One of Beta’s prototype aircraft, the ALIA CTOL (conventional take-off and landing), was parked Monday at the Avflight hangar as an example of the kind of aircraft that can use the charging station. It has a 50-foot wingspan and has a total flight capacity of 7,000 pounds. The aircraft has a top speed of 120 knots, or 138 miles per hour.
“This one only flies conventionally,” said Emma Davis, a flight test engineer with Beta. “We take off and land on a runway.”
She said the CTOL and other prototypes are pending Federal Aviation Administration certification for commercial flights. For now, the aircraft is used for cargo transportation and logistics. Beta has partnered with UPS and United Therapeutics Corporation for deliveries such as organ donation transport.
“The whole picture is, there isn’t the charge station infrastructure out there for electric aviation, so someone’s got to do that,” she said. “If we want to fly our aircraft throughout the country, what’s the best way to do that? It’s to have a charge station that we’ve built (and) implemented in place.”

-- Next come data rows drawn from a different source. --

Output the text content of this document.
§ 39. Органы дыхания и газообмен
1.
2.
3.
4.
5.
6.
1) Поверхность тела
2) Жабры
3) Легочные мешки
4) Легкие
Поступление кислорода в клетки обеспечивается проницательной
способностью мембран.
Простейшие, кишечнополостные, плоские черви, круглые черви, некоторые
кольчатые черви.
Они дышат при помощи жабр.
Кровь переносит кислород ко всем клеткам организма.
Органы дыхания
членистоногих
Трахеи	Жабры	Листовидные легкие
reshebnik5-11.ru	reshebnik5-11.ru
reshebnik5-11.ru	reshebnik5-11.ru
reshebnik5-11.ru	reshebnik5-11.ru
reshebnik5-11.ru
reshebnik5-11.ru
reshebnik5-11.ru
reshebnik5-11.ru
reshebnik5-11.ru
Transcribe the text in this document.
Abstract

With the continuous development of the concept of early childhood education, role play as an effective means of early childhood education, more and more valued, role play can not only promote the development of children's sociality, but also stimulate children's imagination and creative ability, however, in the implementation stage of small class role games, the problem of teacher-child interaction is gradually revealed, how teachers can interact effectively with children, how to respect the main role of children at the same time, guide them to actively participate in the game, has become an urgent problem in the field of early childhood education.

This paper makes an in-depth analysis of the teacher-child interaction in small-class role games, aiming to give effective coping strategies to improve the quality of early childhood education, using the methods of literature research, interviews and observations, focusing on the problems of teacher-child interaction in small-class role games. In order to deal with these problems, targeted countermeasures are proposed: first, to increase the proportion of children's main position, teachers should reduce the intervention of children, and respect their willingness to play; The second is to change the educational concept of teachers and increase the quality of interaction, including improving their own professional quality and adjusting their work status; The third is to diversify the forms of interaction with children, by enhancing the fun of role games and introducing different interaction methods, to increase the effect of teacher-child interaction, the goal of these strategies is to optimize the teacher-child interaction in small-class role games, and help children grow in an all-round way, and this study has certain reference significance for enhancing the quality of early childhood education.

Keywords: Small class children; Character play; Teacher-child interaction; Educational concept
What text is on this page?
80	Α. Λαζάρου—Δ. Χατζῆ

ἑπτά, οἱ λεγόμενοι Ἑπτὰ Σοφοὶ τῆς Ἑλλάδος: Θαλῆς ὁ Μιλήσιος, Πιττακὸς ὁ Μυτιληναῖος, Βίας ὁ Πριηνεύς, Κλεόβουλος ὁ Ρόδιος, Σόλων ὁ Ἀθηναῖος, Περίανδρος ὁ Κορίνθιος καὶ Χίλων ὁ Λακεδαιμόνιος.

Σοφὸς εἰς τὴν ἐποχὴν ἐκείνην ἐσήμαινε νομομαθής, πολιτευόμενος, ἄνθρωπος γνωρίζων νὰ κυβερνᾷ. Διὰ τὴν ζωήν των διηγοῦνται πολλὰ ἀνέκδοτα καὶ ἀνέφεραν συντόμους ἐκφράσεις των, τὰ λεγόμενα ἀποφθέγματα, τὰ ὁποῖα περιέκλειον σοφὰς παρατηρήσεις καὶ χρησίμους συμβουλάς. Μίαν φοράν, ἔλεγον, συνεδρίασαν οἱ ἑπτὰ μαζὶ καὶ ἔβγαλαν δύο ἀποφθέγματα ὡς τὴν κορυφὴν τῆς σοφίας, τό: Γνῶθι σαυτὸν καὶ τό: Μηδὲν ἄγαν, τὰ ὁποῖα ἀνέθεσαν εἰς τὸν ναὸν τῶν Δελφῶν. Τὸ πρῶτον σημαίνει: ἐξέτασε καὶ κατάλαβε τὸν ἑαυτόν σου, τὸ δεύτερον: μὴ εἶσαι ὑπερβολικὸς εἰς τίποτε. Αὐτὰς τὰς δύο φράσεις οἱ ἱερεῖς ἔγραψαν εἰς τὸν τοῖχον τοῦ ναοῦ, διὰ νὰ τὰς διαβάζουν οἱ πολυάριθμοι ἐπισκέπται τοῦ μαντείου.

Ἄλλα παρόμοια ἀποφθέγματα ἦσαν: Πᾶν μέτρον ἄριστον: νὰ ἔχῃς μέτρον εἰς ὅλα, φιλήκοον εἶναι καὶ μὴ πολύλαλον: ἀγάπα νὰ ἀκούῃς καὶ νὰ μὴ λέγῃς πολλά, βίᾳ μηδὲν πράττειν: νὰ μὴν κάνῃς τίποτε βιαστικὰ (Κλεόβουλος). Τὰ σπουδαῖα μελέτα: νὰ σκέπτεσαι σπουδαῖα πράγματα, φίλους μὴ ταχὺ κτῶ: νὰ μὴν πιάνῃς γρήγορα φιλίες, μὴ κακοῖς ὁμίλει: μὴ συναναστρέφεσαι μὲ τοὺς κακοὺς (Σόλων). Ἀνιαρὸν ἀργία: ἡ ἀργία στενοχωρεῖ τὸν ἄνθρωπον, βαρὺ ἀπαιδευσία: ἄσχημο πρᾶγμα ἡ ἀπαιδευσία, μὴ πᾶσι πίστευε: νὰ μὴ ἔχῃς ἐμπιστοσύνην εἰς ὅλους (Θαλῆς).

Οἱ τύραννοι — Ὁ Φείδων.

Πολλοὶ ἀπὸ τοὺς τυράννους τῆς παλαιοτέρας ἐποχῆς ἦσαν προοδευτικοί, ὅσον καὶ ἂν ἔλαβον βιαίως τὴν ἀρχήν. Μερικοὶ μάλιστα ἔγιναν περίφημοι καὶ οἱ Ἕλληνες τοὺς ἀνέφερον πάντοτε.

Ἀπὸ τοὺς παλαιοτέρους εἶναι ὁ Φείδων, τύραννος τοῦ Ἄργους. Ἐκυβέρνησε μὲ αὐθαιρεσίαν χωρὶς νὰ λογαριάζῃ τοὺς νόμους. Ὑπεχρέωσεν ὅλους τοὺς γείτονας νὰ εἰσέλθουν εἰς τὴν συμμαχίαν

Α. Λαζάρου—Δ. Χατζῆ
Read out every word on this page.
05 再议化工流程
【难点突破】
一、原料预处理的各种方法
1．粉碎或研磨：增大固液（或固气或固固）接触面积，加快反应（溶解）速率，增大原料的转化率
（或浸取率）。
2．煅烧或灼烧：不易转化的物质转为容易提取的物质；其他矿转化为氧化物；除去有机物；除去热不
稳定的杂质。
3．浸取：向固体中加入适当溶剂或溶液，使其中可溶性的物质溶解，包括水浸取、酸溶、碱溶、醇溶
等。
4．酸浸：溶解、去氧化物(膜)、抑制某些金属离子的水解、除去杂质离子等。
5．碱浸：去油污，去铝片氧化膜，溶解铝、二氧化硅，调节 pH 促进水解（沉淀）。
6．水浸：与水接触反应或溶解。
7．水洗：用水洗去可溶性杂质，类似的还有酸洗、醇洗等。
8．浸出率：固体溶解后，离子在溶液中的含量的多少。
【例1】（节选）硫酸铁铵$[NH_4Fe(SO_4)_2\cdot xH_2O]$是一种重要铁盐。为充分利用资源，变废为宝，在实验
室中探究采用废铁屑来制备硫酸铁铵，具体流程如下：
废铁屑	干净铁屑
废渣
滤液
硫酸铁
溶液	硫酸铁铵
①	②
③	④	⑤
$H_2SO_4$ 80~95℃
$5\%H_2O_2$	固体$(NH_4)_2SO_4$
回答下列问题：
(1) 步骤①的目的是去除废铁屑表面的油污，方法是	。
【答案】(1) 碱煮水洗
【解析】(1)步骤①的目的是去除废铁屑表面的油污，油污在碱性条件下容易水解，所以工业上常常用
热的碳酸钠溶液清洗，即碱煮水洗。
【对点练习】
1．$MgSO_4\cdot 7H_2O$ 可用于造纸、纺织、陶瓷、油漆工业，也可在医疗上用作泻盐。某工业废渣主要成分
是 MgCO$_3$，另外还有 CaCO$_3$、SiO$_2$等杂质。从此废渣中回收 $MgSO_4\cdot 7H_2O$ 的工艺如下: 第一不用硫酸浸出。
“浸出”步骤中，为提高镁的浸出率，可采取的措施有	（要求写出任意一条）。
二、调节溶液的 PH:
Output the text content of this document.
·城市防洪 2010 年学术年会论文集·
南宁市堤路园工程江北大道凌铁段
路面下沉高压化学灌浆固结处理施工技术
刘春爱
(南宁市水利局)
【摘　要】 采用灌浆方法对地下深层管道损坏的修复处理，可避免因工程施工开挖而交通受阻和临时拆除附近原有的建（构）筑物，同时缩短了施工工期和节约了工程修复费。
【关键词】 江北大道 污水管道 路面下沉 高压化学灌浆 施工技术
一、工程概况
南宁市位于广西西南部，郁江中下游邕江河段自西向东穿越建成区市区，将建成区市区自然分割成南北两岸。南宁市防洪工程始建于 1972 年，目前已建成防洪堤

The CTOL is completely powered by electricity, and the airport’s new charging station can fully charge it in about an hour. The plane has five internal batteries and can fly for about 2 1/2 hours before requiring a charge. Its longest completed trip is 386 miles – comparable to what the flying distance would be between GTRA and Augusta, Georgia.
It takes only about $50 to fully charge the CTOL. It would take several hundred dollars, depending on the mission, to fuel a traditional aircraft of comparable size.
“That’s significantly cheaper than spending hundreds of dollars on aviation fuel depending on how much you need,” Dowell said. “There is a cost savings when it comes to actually powering up the aircraft.”
For now, Dowell said the airport expects the ground vehicle chargers to be used far more frequently, as Beta’s planes are still in the prototype phase.
“We expect as more of those aircraft get certified by the FAA, we’re going to start seeing more visits,” Dowell said. “You really have to have the infrastructure first – kind of like Tesla did. In order to sell the aircraft, (Beta) have to be able to have places they can go to charge and utilize the aircraft that they’re purchasing.”
Kevin Edwards is news editor and reports on Starkville and Oktibbeha County government.